Since the royal commission, opinion has, however, moved on the primacy of the House of Commons. At least, my own perception of it has. What is much clearer now, given the report and today’s debate, is the inescapable challenge of an elected or partially elected House of Lords to the Commons. I share what other speakers have said on the importance of paragraph 34 of the report, which states:

“The Committee is firmly of the opinion that a wholly or largely elected reformed House will seek to use its powers more assertively”.

It adds, in paragraph 35, that:

“The Committee considers that a more assertive House would not enhance Parliament’s overall role in relation to the activities of the executive”,

and, in paragraph 55, that:

“We concur with the overwhelming view expressed … in oral and written evidence that Clause 2”—

the crucial clause—

“of the draft Bill is not capable in itself of preserving the primacy of the House of Commons”.

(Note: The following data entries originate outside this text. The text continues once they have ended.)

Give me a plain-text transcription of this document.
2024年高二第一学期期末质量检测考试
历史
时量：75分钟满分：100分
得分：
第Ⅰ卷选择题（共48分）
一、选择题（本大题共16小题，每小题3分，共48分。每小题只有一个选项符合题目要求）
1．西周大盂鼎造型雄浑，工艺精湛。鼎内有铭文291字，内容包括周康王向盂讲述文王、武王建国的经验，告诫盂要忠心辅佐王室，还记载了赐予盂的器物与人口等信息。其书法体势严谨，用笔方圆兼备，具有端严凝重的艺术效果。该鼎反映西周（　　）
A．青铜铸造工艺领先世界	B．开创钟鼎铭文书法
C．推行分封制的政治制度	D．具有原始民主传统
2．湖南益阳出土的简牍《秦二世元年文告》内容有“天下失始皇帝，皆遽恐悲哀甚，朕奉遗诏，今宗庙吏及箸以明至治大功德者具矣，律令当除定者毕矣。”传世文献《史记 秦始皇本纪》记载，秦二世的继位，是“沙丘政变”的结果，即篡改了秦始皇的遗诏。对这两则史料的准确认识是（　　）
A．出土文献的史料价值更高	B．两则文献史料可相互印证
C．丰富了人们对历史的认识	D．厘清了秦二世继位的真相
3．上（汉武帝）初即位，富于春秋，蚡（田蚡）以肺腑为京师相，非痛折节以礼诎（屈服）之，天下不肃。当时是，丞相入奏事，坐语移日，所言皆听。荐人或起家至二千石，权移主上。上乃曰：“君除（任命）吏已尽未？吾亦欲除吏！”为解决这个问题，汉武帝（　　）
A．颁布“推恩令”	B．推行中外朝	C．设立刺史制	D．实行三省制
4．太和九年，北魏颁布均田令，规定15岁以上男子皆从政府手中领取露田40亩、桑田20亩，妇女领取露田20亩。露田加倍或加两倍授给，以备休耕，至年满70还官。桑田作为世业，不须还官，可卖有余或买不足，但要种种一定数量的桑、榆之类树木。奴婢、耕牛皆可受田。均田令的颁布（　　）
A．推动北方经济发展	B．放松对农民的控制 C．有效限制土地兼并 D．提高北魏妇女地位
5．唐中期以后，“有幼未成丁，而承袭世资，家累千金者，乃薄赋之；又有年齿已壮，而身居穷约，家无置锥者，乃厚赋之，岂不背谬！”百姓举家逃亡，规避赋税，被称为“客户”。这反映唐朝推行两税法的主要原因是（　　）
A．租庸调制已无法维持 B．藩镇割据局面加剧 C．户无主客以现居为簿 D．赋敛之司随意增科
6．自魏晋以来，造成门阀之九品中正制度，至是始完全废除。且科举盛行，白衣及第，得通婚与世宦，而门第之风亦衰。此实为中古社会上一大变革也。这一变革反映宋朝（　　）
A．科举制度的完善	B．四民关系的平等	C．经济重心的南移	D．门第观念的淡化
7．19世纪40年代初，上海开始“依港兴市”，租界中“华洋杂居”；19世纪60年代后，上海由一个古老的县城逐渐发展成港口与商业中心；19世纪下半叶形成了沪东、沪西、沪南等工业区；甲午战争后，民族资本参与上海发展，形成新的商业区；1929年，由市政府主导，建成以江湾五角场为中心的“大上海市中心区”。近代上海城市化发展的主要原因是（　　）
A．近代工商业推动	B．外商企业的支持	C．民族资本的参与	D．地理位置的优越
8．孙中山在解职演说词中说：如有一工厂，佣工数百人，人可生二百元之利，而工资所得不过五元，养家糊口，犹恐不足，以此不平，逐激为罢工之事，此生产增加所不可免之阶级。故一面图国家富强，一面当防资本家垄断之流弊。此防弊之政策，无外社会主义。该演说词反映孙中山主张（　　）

I also note that David Howarth, my Liberal Democrat former colleague in the Commons and now a reader of law in Cambridge, said in evidence on Clause 2 that it “is just silly”.

In a previous debate on 22 June, I said that the House of Lords and the House of Commons were,

“joined together in a single Parliament. The balance of powers … works very well despite some rough edges. After scrutiny, debate and negotiation in Committee, including … ping-pong, the elected House of Commons … wins, and so it should be”.—[Official Report, 22/6/11; col. 1267.]

Despite the report and the valuable evidence, and what we have heard in today’s debate, I remain firmly opposed to a wholly or partially elected House. That was my view when I joined this House 20 years ago, and since then it has been broadly the same. Perhaps I may say again, especially to my colleagues on these Benches, that 13 years ago I wanted to end then the hereditary principle in the House—quite a different matter from election, but a major reform. Alas, my then leader in the Commons, my noble friend Lord Ashdown, did not see it that way.

At no time have I justified the status quo. Given a non-elected House, I could be happily persuaded by a number of important further changes, given a relaxed open choice in details across the parties. I would be content to have 400, 450 or 500 parliamentary Peers. They could serve for 15 or 20 years and retire at 75 or 80. As for the Lords spiritual, having read 24 paragraphs and seven recommendations in the report, I could support 12 Bishops, only two—such as the two we have seen here today—or none at all. I would not be upset if those who remained in the second House became Senators. For me, these are all tolerable options.

What should happen as 22 or more men and women sit around the Cabinet table and try to agree the final draft of the Bill to reform the Lords? Perhaps they should push the Bill through both Houses, through thick and thin, in a clean sweep. Perhaps they will be attracted by the alternative way forward, which was drafted as a minority report, of setting up another committee to examine the conventions between the two Houses. Perhaps they should split the Bill, proposing important changes but stopping short of an elected House, with a further legislative stage some time ahead in the next Parliament or beyond, as I would prefer. Above all, as Cabinet Ministers sit there, they should have at their elbow that enjoyable autobiography of Rab Butler, The Art of the Possible. The coalition, which I strongly support, is passing through hard times, as are my Liberal Democrat friends. It should remember that politics is the art of the possible and think of priorities for the nation and the voters in these difficult economic and social years.